How to Start a Personal Training Business from Home

Steps to Starting a Personal Trainer Home Business

Personal Training Home Business
Help others get fit and strong with a personal training business. Credit: Stuart Ashley | Getty Images

Do you like working out and being fit? Do you want to share your enthusiasm for fitness with others and get paid? Then a personal training business might be for you.

The market for fitness training is large, and includes people of all ages,body types, and goals. Increased awareness of the importance of fitness has made the industry stable, with expected growth of 10% through 2026, according to the Bureau of Labor Statistics' Occupational Outlook Handbook.

According to Payscale (2017), personal trainer rates are generally $9.96 to $49.30 an hour, with yearly earnings of $20,901 to $91,240.

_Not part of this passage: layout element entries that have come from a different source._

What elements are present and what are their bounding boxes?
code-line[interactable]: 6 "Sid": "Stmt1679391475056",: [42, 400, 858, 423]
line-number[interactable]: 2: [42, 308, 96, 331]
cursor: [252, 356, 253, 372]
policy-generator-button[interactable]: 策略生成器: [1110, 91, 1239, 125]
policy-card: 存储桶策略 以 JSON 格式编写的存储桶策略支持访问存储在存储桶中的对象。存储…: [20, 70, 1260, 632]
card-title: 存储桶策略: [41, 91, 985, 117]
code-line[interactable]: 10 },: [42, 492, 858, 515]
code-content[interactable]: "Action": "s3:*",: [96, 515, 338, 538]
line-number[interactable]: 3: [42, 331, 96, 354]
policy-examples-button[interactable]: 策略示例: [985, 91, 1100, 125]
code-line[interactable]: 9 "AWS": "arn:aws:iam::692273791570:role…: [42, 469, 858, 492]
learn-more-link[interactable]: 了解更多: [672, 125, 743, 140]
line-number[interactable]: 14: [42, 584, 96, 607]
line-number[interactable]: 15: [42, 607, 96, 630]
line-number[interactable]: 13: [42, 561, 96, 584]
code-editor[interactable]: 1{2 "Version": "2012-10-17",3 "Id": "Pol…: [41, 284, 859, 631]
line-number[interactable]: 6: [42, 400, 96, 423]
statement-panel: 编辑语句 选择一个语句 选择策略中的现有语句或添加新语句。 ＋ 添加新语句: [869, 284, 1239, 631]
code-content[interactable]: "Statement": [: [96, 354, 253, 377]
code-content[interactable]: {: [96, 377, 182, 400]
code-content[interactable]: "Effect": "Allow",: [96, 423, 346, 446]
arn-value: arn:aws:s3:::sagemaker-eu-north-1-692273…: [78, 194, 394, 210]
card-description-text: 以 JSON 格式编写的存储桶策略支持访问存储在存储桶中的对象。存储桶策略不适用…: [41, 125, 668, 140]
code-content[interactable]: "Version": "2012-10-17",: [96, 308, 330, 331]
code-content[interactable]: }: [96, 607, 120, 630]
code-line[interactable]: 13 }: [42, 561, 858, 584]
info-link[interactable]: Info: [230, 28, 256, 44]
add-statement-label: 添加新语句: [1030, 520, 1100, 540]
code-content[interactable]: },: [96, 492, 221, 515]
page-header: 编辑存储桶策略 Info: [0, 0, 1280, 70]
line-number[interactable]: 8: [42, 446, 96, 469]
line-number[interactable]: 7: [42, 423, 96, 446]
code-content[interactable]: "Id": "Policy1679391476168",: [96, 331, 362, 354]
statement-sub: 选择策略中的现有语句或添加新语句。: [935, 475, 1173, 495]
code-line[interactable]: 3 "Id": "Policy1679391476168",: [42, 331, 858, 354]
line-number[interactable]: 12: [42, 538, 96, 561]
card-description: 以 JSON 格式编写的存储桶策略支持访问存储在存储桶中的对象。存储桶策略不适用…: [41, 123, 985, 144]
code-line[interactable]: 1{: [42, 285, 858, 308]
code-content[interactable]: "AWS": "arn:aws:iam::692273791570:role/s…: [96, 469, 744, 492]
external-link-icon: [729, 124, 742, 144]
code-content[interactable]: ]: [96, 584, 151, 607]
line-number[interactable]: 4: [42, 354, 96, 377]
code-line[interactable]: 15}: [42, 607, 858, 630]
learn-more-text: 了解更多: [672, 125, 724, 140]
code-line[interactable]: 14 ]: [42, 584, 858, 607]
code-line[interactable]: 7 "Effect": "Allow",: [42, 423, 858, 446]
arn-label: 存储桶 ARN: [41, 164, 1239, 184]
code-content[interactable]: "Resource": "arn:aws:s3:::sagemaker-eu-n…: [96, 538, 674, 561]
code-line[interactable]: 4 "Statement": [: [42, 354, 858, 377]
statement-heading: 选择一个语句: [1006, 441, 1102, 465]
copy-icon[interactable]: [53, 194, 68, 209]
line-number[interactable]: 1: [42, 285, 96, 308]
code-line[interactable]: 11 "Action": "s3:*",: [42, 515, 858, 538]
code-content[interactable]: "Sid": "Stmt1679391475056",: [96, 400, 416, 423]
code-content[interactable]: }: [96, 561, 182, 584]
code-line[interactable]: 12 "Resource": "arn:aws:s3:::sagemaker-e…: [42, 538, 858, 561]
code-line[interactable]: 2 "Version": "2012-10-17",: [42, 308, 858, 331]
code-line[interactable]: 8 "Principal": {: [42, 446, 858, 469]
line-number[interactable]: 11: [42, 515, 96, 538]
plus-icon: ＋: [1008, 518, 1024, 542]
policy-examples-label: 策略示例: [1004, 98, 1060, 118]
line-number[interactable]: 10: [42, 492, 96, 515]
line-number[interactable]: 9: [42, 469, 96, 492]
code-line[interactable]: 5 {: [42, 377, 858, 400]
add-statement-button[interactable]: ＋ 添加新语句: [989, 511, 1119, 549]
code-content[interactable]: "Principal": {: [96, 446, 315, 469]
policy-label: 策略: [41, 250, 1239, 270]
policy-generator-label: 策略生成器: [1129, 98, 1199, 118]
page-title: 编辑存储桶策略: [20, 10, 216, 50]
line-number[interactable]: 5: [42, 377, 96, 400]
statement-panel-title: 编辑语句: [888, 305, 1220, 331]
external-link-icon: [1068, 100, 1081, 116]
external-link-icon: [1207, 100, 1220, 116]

Most personal trainers are aligned with gyms, community centers, or sports teams; however, many work for themselves, making house calls, working with their clients' equipment and bringing a minimum of their own supplies.

Some fitness instructors come with a health and exercise background, while others discover their interest in the industry through their own experience in fitness training. While a degree isn't required to be a fitness trainer, certification is. Many organizations provide personal fitness certification, which covers anatomy, kinesiology, training techniques and more. 

Along with knowledge and experience in personal training, trainers should have good people skills to motivate their clients, as well as empathize with the challenges clients face.

Many trainers focus on specific groups, such as seniors or athletes. 

Pros of a Personal Trainer Home Business

Helping people reach their weight loss or fitness goals can be extremely satisfying. Other benefits of a home-based personal trainer business include:

  • Clientele for personal trainers tends to be on the wealthier side.
  • Freelance personal trainers have far greater earning potential than the fitness workers' median average of $35,785 per year, which makes going on your own more profitable than being an employee of a gym or fitness facility.
  • You stay fit. 
  • While you may have to travel to clients homes, business management can be done from your home. In some cases, you might be able to see clients in your home, but you'll want to make sure you have adequate liability insurance to cover any injuries a client my sustain in your home, plus you need to check zoning requirements in your neighborhood regarding running a home business.

Cons of a Personal Trainer Home Business

Running a personal trainer business isn't all about barking out squat counts. There are some challenges to consider before starting a personal training business such as:

  • It can take a while to grow a client base.
  • Clients may be unmotivated or difficult to work with.
  • There is pressure to look the part because few people will hire a pudgy coach. This is one of those business ideas where you will need to practice what you preach.
  • Continuing education and re-certification is required every year or two years depending on your certification source..
  • You need to stay on top of research and trends related to fitness and health. 
  • Potential for injury is high, requiring you to have very good insurance. This is especially true if you see clients in your home.

What You Need to Get Started in a Personal Trainer Home Business

If you're still intrigued by starting a personal training business, getting started doesn't take much time. Here's what you need:

  • Experience in personal training. Most certification programs have the expectation that you know about exercise and fitness before you take the certification course. This experience can be through your own fitness journey.
  • Certification through a major authority such as the American College of Sports Medicine, the American Council on Exercise, the Aerobics and Fitness Association of America, or the National Strength and Conditioning Council.
  • Business license and other business related requirements, such as zoning approval if you see clients in your home. 
  • Good business insurance. Fitness has a high risk of injury so you want to protect yourself from lawsuits if a client gets hurt doing one of your recommended exercises.
  • Business plan outlining the details of your business, your target market, and how you'll finance your business
  • Marketing plan with strategies on how to get clients. Some options include offering a free 30-minute training session or evaluation, attend fitness fairs, and YouTube videos showing a specific fitness move.
  • Equipment. While your clients may have some equipment, you'll be expected to have your own as well. 
  • Develop a system for getting referrals and testimonials. You might want to offer small group training, which can lower the cost for individual clients, while getting you more clients to work with.